Assuming that an orchard block has the same variability in leaf zinc concentration as this Arizona study orchard, and assuming a composite leaf sample collected from 35 trees in the block, the minimum average leaflet tissue zinc concentration necessary to be sure that fewer than 5% of trees were zinc deficient (<15 ppm) was 28 ppm. These results confirm the earlier suggestion by Walworth and Heerema (2019) that “…30 ppm is a safe minimum ‘orchard-level’ leaf zinc concentration” for pecans fertilized with zinc EDTA applied to the soil via the irrigation water.
Sources and Further Reading
Heerema, R. 2013. Diagnosing nutrient disorders of New Mexico pecans. NMSU Extension Guide H-658.
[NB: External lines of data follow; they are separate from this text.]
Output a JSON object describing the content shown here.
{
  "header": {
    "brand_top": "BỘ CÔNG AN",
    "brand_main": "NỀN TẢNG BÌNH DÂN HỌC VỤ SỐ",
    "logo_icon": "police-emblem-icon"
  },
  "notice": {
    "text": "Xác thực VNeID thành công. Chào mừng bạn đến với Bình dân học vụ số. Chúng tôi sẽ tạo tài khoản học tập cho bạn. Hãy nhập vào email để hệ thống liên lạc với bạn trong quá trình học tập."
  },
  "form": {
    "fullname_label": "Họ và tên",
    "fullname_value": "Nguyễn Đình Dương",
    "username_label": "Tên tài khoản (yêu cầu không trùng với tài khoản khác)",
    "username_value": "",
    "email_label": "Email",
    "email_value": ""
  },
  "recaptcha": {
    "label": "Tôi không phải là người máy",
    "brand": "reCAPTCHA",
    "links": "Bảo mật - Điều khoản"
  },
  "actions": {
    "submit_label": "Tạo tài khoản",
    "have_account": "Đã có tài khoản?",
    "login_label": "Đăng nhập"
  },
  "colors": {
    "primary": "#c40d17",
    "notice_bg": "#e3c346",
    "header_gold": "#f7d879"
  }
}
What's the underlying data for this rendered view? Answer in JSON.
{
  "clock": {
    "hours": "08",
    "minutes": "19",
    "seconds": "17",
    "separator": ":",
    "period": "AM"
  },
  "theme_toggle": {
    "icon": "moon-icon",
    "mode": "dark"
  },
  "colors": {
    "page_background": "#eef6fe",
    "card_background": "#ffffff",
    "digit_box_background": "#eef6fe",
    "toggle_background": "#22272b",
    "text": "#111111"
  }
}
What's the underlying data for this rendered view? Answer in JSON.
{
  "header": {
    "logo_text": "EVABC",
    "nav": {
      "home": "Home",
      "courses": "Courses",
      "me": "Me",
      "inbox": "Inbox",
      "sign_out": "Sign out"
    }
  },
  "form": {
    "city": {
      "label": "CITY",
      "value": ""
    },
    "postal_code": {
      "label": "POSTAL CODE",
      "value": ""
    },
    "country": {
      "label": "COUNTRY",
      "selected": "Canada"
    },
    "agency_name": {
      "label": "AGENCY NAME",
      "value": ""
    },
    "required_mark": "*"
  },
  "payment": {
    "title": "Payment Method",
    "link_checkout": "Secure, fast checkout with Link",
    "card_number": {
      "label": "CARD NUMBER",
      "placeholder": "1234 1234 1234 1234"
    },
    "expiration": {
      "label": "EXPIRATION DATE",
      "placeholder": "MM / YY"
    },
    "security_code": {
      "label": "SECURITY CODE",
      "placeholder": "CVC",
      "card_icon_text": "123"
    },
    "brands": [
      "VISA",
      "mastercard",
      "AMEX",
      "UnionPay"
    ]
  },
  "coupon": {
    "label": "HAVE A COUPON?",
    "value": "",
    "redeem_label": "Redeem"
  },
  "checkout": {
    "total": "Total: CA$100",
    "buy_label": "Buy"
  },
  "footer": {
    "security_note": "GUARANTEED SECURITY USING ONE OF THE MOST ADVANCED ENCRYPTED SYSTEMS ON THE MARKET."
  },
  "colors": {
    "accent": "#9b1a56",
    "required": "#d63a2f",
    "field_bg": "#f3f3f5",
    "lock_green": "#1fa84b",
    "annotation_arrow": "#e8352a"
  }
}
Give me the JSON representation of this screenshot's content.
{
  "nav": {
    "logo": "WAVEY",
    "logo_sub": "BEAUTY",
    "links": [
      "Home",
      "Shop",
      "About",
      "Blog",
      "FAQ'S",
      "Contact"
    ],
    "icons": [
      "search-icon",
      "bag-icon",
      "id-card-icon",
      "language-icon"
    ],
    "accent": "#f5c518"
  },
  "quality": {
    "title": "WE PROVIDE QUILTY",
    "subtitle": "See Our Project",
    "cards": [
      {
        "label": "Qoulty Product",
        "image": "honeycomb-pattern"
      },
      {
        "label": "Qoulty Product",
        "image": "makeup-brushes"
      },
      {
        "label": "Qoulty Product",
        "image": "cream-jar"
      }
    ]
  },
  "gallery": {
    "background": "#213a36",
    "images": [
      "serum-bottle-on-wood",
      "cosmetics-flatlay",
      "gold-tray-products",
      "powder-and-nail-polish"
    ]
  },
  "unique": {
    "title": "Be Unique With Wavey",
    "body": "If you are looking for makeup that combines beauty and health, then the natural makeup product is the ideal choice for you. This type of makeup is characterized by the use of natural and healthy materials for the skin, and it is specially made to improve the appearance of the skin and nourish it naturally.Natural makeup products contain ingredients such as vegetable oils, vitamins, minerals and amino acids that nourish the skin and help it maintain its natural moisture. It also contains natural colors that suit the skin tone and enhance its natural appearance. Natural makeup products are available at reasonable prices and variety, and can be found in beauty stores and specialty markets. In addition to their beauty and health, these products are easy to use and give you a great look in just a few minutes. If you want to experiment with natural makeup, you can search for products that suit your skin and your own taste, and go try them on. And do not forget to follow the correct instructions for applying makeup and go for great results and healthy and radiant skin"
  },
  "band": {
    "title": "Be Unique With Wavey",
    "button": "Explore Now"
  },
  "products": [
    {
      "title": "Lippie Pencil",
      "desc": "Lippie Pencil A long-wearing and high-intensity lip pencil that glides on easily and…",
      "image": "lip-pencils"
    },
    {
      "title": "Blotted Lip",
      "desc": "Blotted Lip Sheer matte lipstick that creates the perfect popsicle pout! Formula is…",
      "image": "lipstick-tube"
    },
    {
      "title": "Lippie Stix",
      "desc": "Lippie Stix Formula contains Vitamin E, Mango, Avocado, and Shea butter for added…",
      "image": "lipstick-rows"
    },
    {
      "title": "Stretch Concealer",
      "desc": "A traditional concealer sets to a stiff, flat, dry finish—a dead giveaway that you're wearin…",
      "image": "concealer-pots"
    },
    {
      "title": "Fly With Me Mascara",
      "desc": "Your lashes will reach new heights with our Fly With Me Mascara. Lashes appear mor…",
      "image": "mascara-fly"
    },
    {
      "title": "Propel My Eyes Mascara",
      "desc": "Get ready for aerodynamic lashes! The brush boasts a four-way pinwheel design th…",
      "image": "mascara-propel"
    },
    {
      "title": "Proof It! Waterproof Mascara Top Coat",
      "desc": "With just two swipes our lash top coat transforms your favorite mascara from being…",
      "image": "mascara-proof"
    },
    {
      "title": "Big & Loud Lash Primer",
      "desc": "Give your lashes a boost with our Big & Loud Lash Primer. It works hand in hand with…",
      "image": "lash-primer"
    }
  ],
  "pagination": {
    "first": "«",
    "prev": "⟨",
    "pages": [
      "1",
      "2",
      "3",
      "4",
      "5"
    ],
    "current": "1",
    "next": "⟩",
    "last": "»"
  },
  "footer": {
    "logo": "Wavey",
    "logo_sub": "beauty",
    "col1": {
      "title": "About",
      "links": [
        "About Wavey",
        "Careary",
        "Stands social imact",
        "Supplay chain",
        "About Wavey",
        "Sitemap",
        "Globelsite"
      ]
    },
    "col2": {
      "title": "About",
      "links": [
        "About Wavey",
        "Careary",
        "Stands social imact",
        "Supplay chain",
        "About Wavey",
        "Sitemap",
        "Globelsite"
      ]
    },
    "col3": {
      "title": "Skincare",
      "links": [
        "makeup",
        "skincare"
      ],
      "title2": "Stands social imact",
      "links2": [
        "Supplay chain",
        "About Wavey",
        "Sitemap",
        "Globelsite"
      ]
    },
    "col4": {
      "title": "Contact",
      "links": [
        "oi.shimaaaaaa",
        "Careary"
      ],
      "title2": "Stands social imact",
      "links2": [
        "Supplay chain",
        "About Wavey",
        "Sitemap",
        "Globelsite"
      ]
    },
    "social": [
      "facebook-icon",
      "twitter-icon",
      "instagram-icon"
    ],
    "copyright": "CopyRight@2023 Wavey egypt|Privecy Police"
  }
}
Heerema, R.J., D. VanLeeuwen, M.Y. Thompson, J.D. Sherman, M.J. Comeau, and J.L. Walworth. 2017. Leaf photosynthesis of immature ‘Wichita’ is increased by soil-application of zinc-EDTA. Journal of the American Society for Horticultural Science 142(1): 27-35.
Smith, C. A., D. VanLeeuwen, R.J. Heerema, J. D. Sherman, M. J. Comeau, and J. L. Walworth. 2022. Zinc variability in pecan orchards: Implications for leaf sampling and nutrient recommendations. HortScience, 57(4), 550-557.
Smith, C.A., J.L. Walworth, M.J. Comeau, R.J. Heerema, and J.D. Sherman. 2021. Does foliar zinc application boost leaf photosynthesis of ‘Wichita’ pecan fertigated with zinc-EDTA? HortScience 56(5): 579-582.
Walworth, J. and R. Heerema. 2019. Zinc management in arid region pecan orchards. University of Arizona Extension Guide 1789.
Walworth, J.L., S.A. White, M.J. Comeau, and R.J. Heerema. 2017. Soil-applied Zn-EDTA: Vegetative growth, nut production, and nutrient acquisition of immature pecan grown in an alkaline, calcareous soil. HortScience 52(2): 301-305.